日本限定バージョンには抹茶パウダーが付く

サロン ド ショコラ パリの様子

「抹茶の生チョコレート」は大石ショコラティエ渾身の一品。メリーチョコレートはフランス ・パリで毎年開催される「サロン・デュ・ショコラ」に20年間、継続して出展しているが、抹茶の生チョコレートのプレゼンテーションには心血を注いできた。フランス人にとって未知の味わいだった抹茶を、チョコレートや酒のバランスを整えて毎年提案し続け、今日の日本の抹茶ブームの先駆け的存在となった。今回発売した日本限定バージョンは、自分の好みで抹茶の濃さが選べる「抹茶」が付いている。オンラインショップ限定での販売で価格は1200円。

同社のEC「メリーチョコレートオンラインショップ」も好調で、売上も伸長している。

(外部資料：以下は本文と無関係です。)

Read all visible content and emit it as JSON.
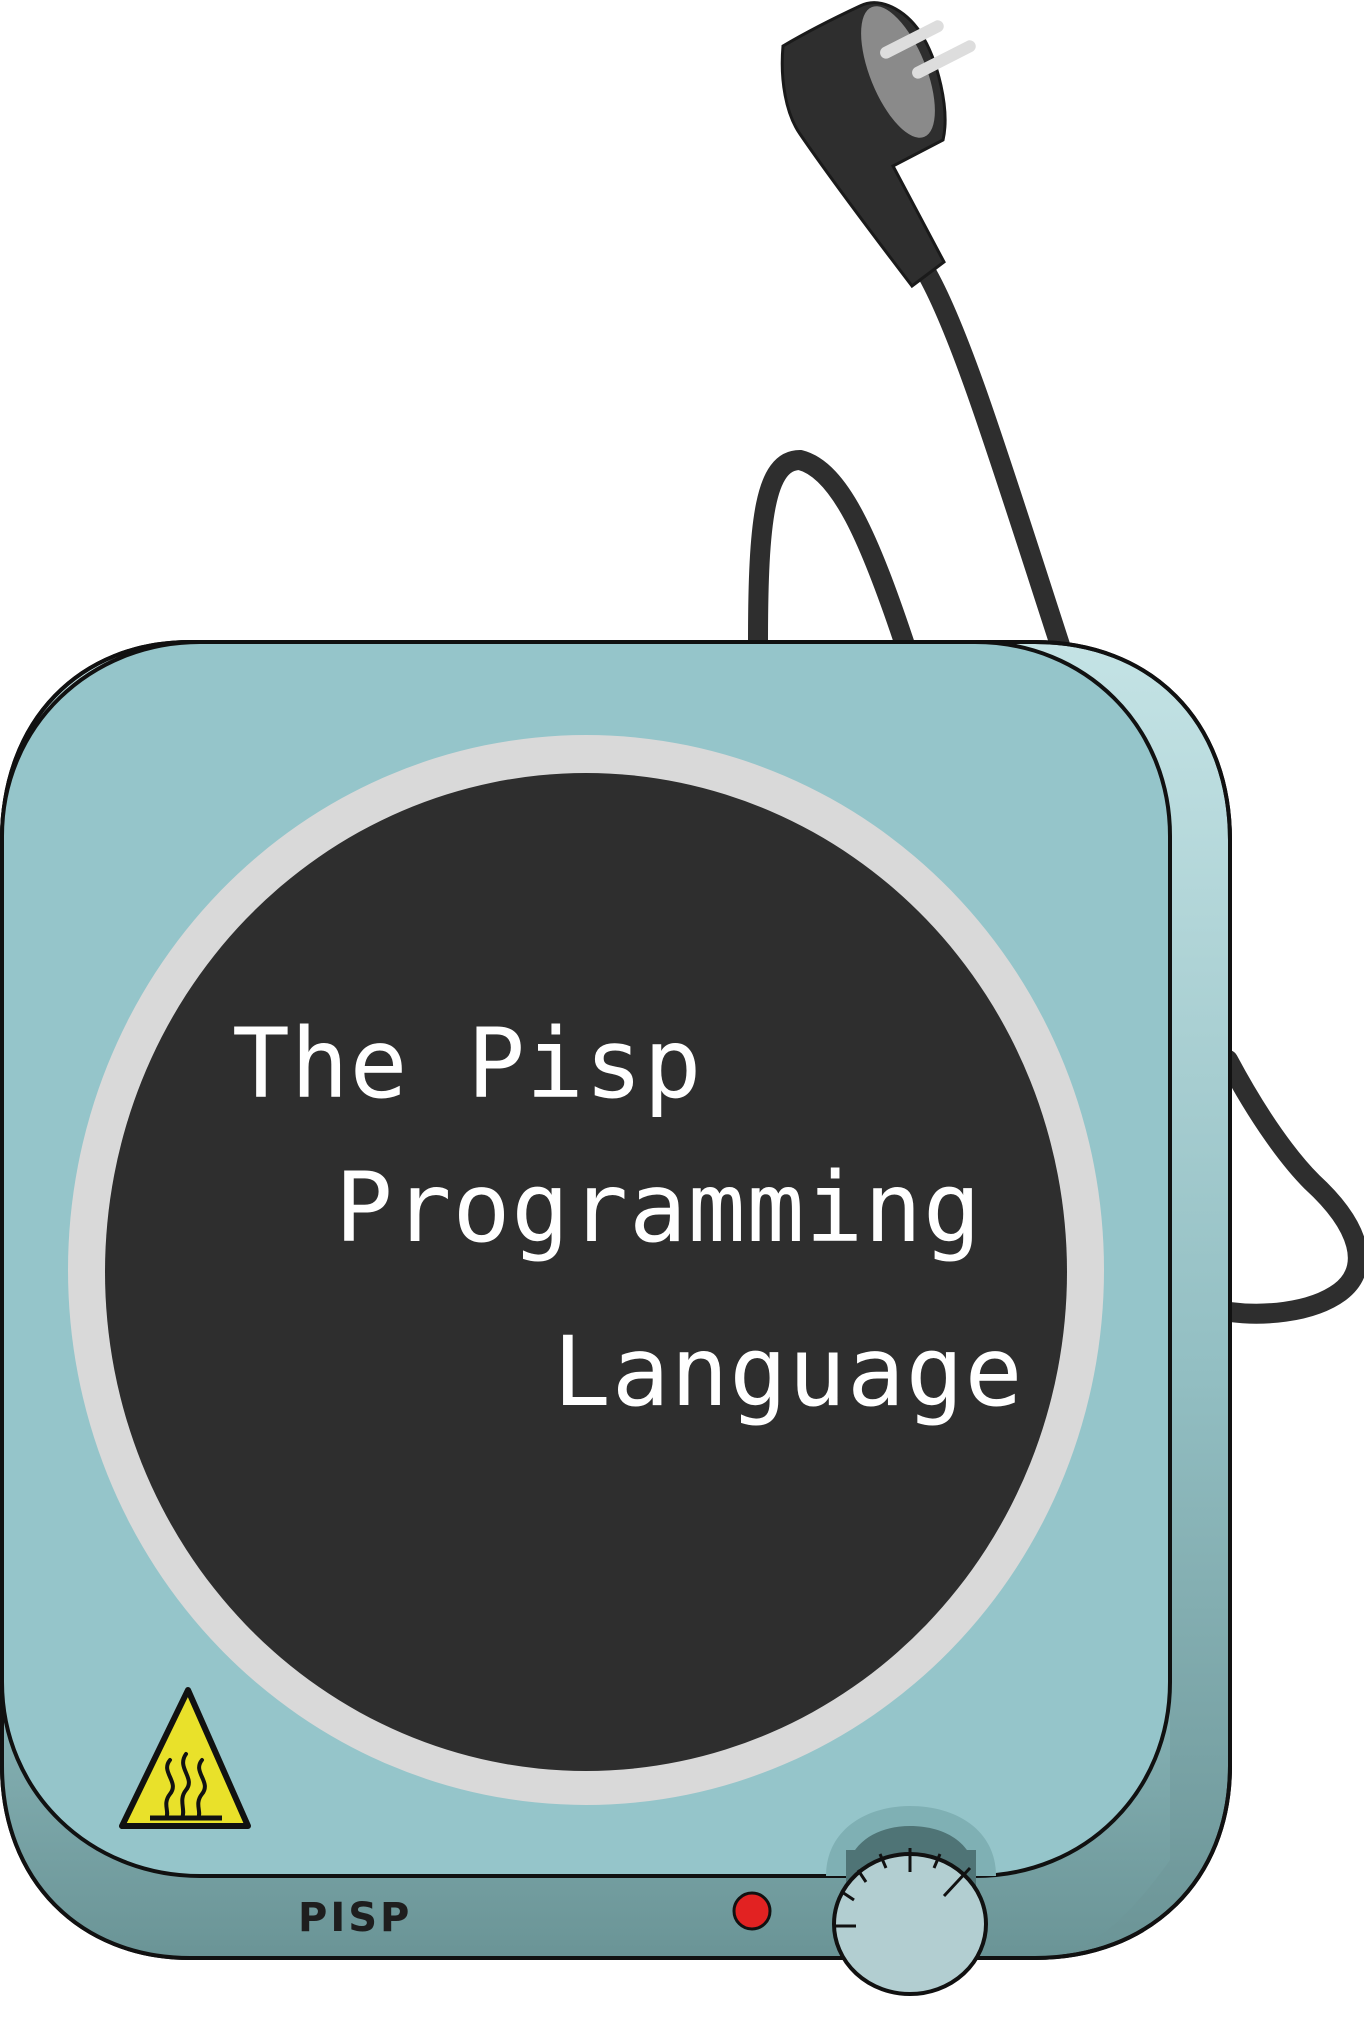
{
  "title": {
    "line1": "The Pisp",
    "line2": "Programming",
    "line3": "Language"
  },
  "device": {
    "brand": "PISP",
    "indicator_state": "on",
    "knob_setting": "high"
  },
  "icons": {
    "warning": "hot-surface-warning-icon",
    "plug": "power-plug-icon"
  },
  "colors": {
    "body_top": "#95c5ca",
    "body_side_top": "#bfe0e2",
    "body_side_bottom": "#6f9a9c",
    "burner": "#2e2e2e",
    "burner_ring": "#d9d9d9",
    "cord": "#2e2e2e",
    "indicator": "#e22222",
    "warning_fill": "#e9e12a"
  }
}
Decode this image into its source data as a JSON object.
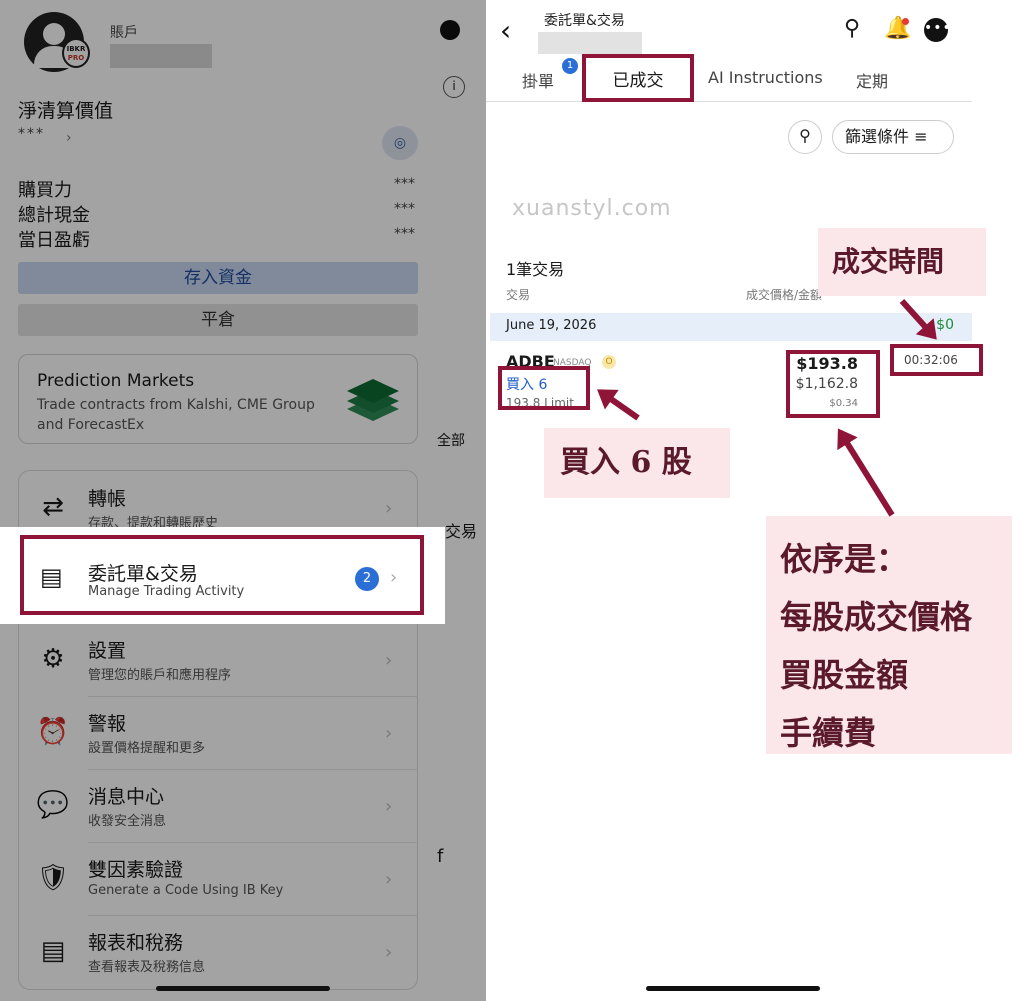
{
  "left": {
    "account_label": "賬戶",
    "net_liq_label": "淨清算價值",
    "masked": "***",
    "buying_power": "購買力",
    "total_cash": "總計現金",
    "daily_pnl": "當日盈虧",
    "deposit_button": "存入資金",
    "close_button": "平倉",
    "promo": {
      "title": "Prediction Markets",
      "desc": "Trade contracts from Kalshi, CME Group and ForecastEx"
    },
    "menu": [
      {
        "title": "轉帳",
        "sub": "存款、提款和轉賬歷史",
        "icon": "transfer-icon"
      },
      {
        "title": "委託單&交易",
        "sub": "Manage Trading Activity",
        "badge": "2",
        "icon": "orders-icon"
      },
      {
        "title": "設置",
        "sub": "管理您的賬戶和應用程序",
        "icon": "settings-icon"
      },
      {
        "title": "警報",
        "sub": "設置價格提醒和更多",
        "icon": "alarm-icon"
      },
      {
        "title": "消息中心",
        "sub": "收發安全消息",
        "icon": "message-icon"
      },
      {
        "title": "雙因素驗證",
        "sub": "Generate a Code Using IB Key",
        "icon": "shield-icon"
      },
      {
        "title": "報表和稅務",
        "sub": "查看報表及稅務信息",
        "icon": "report-icon"
      }
    ],
    "peek_labels": [
      "全部",
      "交易",
      "f"
    ]
  },
  "right": {
    "title": "委託單&交易",
    "tabs": [
      "掛單",
      "已成交",
      "AI Instructions",
      "定期"
    ],
    "tab_badge": "1",
    "filter_label": "篩選條件",
    "watermark": "xuanstyl.com",
    "trade_count": "1筆交易",
    "col_trade": "交易",
    "col_price": "成交價格/金額",
    "date": "June 19, 2026",
    "date_total": "$0",
    "trade": {
      "symbol": "ADBE",
      "exchange": "NASDAQ",
      "badge": "O",
      "side_qty": "買入 6",
      "order": "193.8 Limit",
      "price": "$193.8",
      "amount": "$1,162.8",
      "fee": "$0.34",
      "time": "00:32:06"
    }
  },
  "annotations": {
    "time_note": "成交時間",
    "buy_note": "買入 6 股",
    "order_note": [
      "依序是：",
      "每股成交價格",
      "買股金額",
      "手續費"
    ]
  },
  "colors": {
    "highlight": "#8e1538",
    "note_bg": "#fbe7ea",
    "link": "#1e5cc9"
  }
}
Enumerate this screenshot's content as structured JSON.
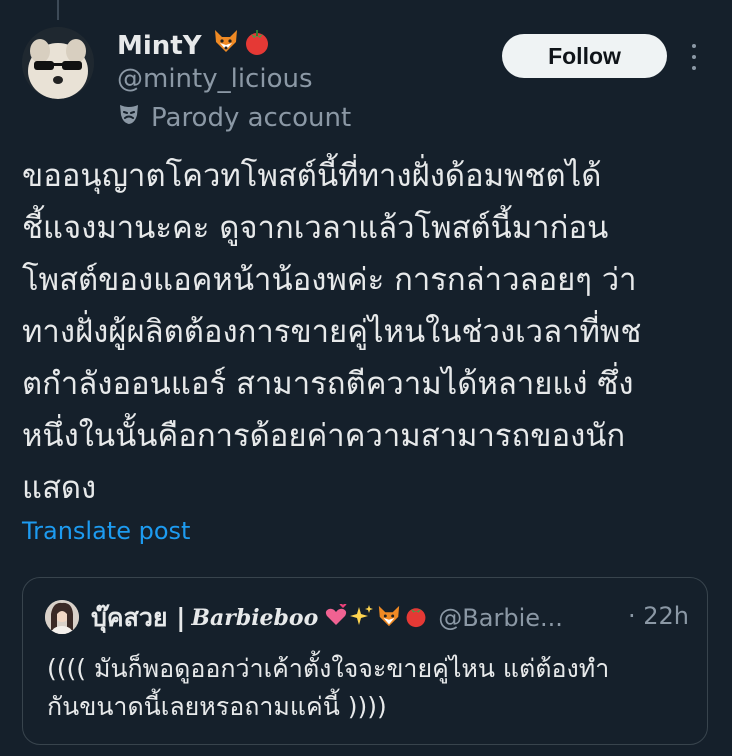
{
  "author": {
    "display_name": "MintY",
    "name_emojis": [
      "fox-emoji",
      "tomato-emoji"
    ],
    "handle": "@minty_licious",
    "account_label": "Parody account"
  },
  "actions": {
    "follow_label": "Follow",
    "more_icon": "more-vertical-icon"
  },
  "post": {
    "lines": [
      "ขออนุญาตโควทโพสต์นี้ที่ทางฝั่งด้อมพชตได้",
      "ชี้แจงมานะคะ ดูจากเวลาแล้วโพสต์นี้มาก่อน",
      "โพสต์ของแอคหน้าน้องพค่ะ การกล่าวลอยๆ ว่า",
      "ทางฝั่งผู้ผลิตต้องการขายคู่ไหนในช่วงเวลาที่พช",
      "ตกำลังออนแอร์ สามารถตีความได้หลายแง่ ซึ่ง",
      "หนึ่งในนั้นคือการด้อยค่าความสามารถของนัก",
      "แสดง"
    ],
    "translate_label": "Translate post"
  },
  "quote": {
    "display_name": "บุ๊คสวย |",
    "display_name_script": "Barbieboo",
    "name_emojis": [
      "two-hearts-emoji",
      "sparkles-emoji",
      "fox-emoji",
      "tomato-emoji"
    ],
    "handle": "@Barbie...",
    "time": "· 22h",
    "lines": [
      "(((( มันก็พอดูออกว่าเค้าตั้งใจจะขายคู่ไหน แต่ต้องทำ",
      "กันขนาดนี้เลยหรอถามแค่นี้ ))))"
    ]
  },
  "colors": {
    "background": "#15202b",
    "text": "#e7e9ea",
    "secondary": "#8b98a5",
    "link": "#1d9bf0",
    "button_bg": "#eff3f4"
  }
}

オンラインショップでは前述の「抹茶の生チョコレート」や、毎年サロン・ド・ショコラ パリで高い評価を得ている「トーキョーチョコレート プレミアムセレクションボックス」(今年はパリでの開催がなかったが、今年から日本でオンライン販売を開始)といったオンライン限定商品や「メリーズラボ」などのコンテンツを強化。また国内生産という強みを生かしたショコラティエ直送ショコラやチョコレートの定期便など独自の取り組みを推進。顧客との接点拡大に注力している。